The Jai Ho Trust sponsors their education and any extra-curricular activities they may want to pick up including ballet lessons for Rubina and cricket coaching for Azhar. “I’m thinking about martial arts classes,” Azhar says. He got a couple of minor modeling offers soon after the movie released, and he thinks he should start working out soon.
“It seems that was another life, we had no proper roof, there would be waist-deep water in the monsoon, the municipality would demolish people’s houses often,” he recollects. Shameem, who’s in Mumbai “only for Azhar” with her three older children married and settled in their hometown of Jalna in Marathwada, Maharashtra, remembers going hungry on nights when there wasn’t enough money to buy a vadapav for the children.

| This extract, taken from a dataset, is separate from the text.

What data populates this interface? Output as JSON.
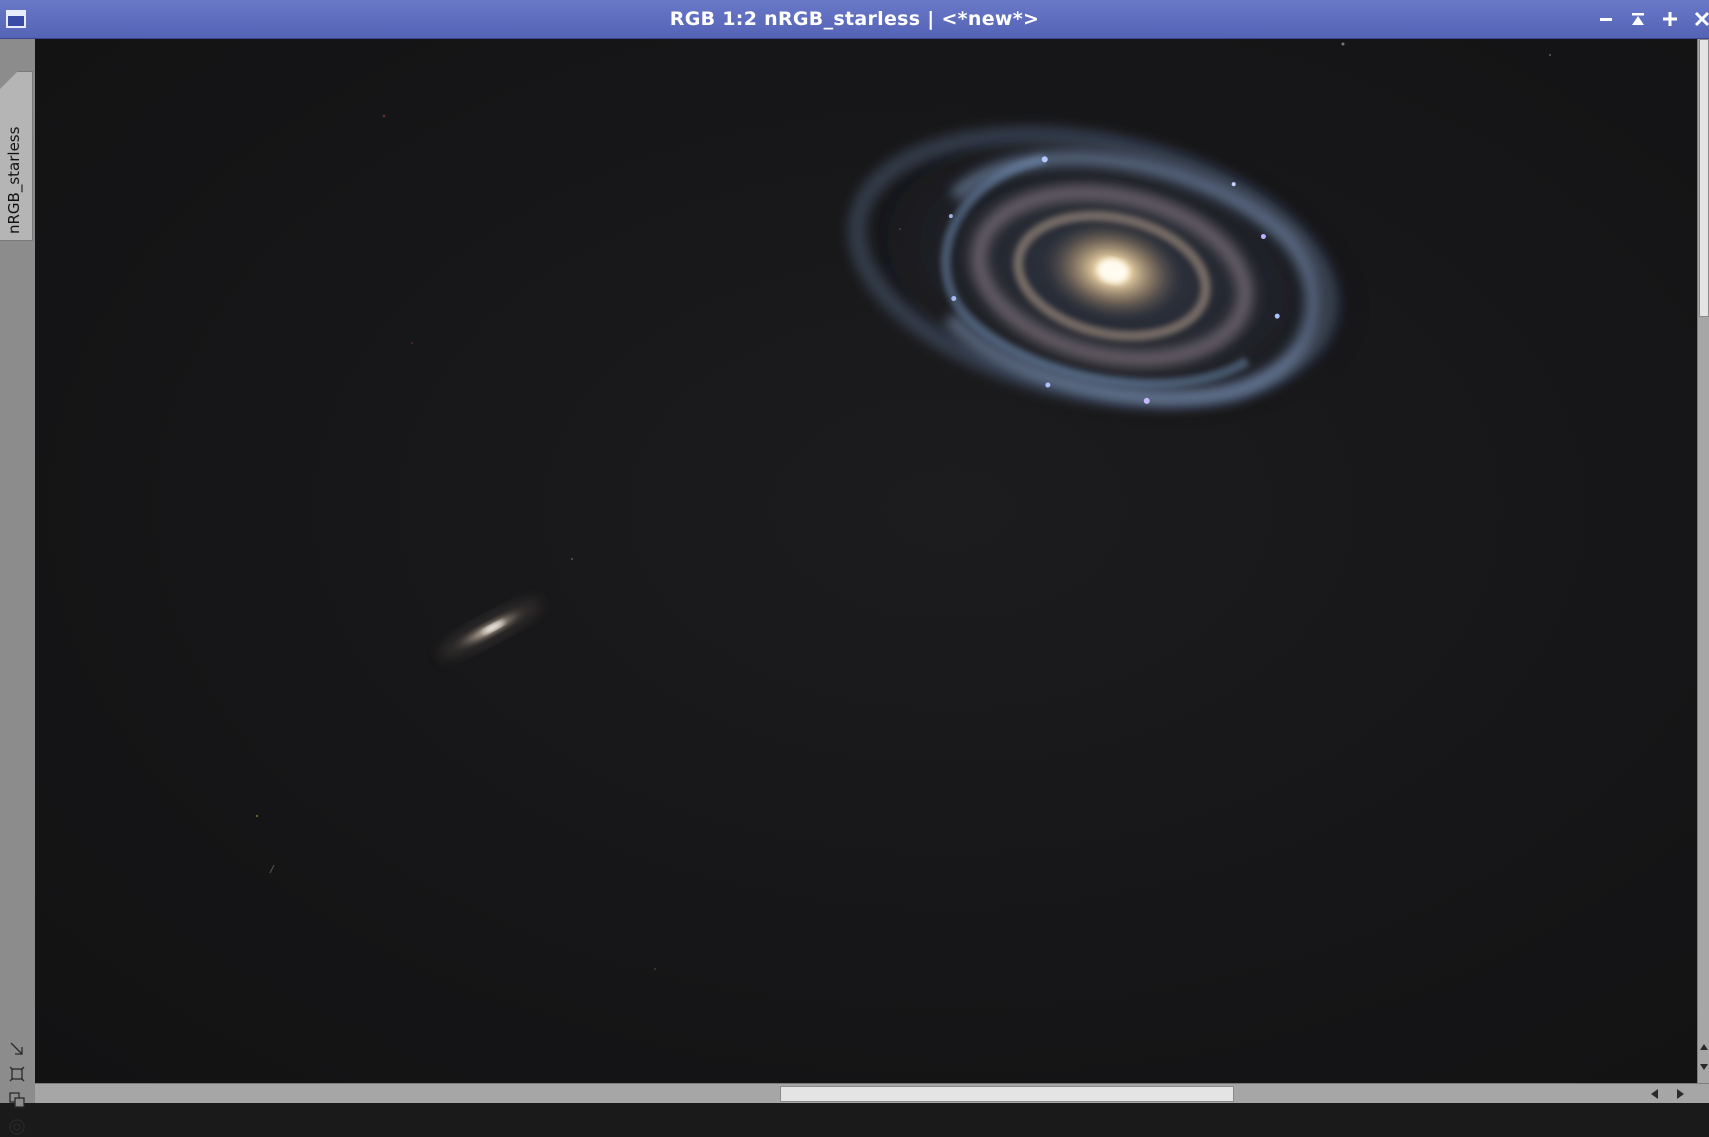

Rubina is, by turn, coquettish and almost too adult. “I try not to think about the past,” she says seriously. “I don’t want to let it impact how I think about my future.” She’s in a hurry to grow up, find work, her career options swinging from actor to fashion designer to teacher in an NGO-run school and then back to actor. Because money is important, “not more important than fame and izzat”, but important enough. “I’d like us to have a house in one of the new apartment colonies in Vasai, they have everything inside their gates, that’s nice.”
For a 16-year-old, Rubina has finely nuanced views on her community. “Some Muslims think girls who wear jeans are bad, and anybody in a burqa, whatever she does for a living, must be good.” But she is also a five-times-a-day namazi, and even observed a special namaz for Salman Khan on the day of his verdict in the Bombay High Court.
The passage of time has not dulled their memories of the Slumdog shoots. Azhar remembers the sequence where a child’s eyes are shown as gouged out before he’s turned into a beggar, Rubina the one in which she’s at the window of a car at a red light, asking for Rs 5. “We’d seen that kind of life closely, it was almost real for us,” she says.
So both teenagers know they’ve come a long way in the past seven years, but also know they’re at the edge of a socio-cultural milieu that’s still unfamiliar. Rubina says she may wear “hi-fi” clothes but not where she lives right now. Azhar idolises Salman Khan too, but is shy talking about the actor’s string of girlfriends, himself insisting he’ll be happy to let his mother pick his bride. Rubina and Azhar are also keen to pick up better English skills, both obsess over dressing sharply, over fitting in amid new friends. Rubina also wants to fall in love some day, “one love for all my life”, for a fairy tale with a perfect ending.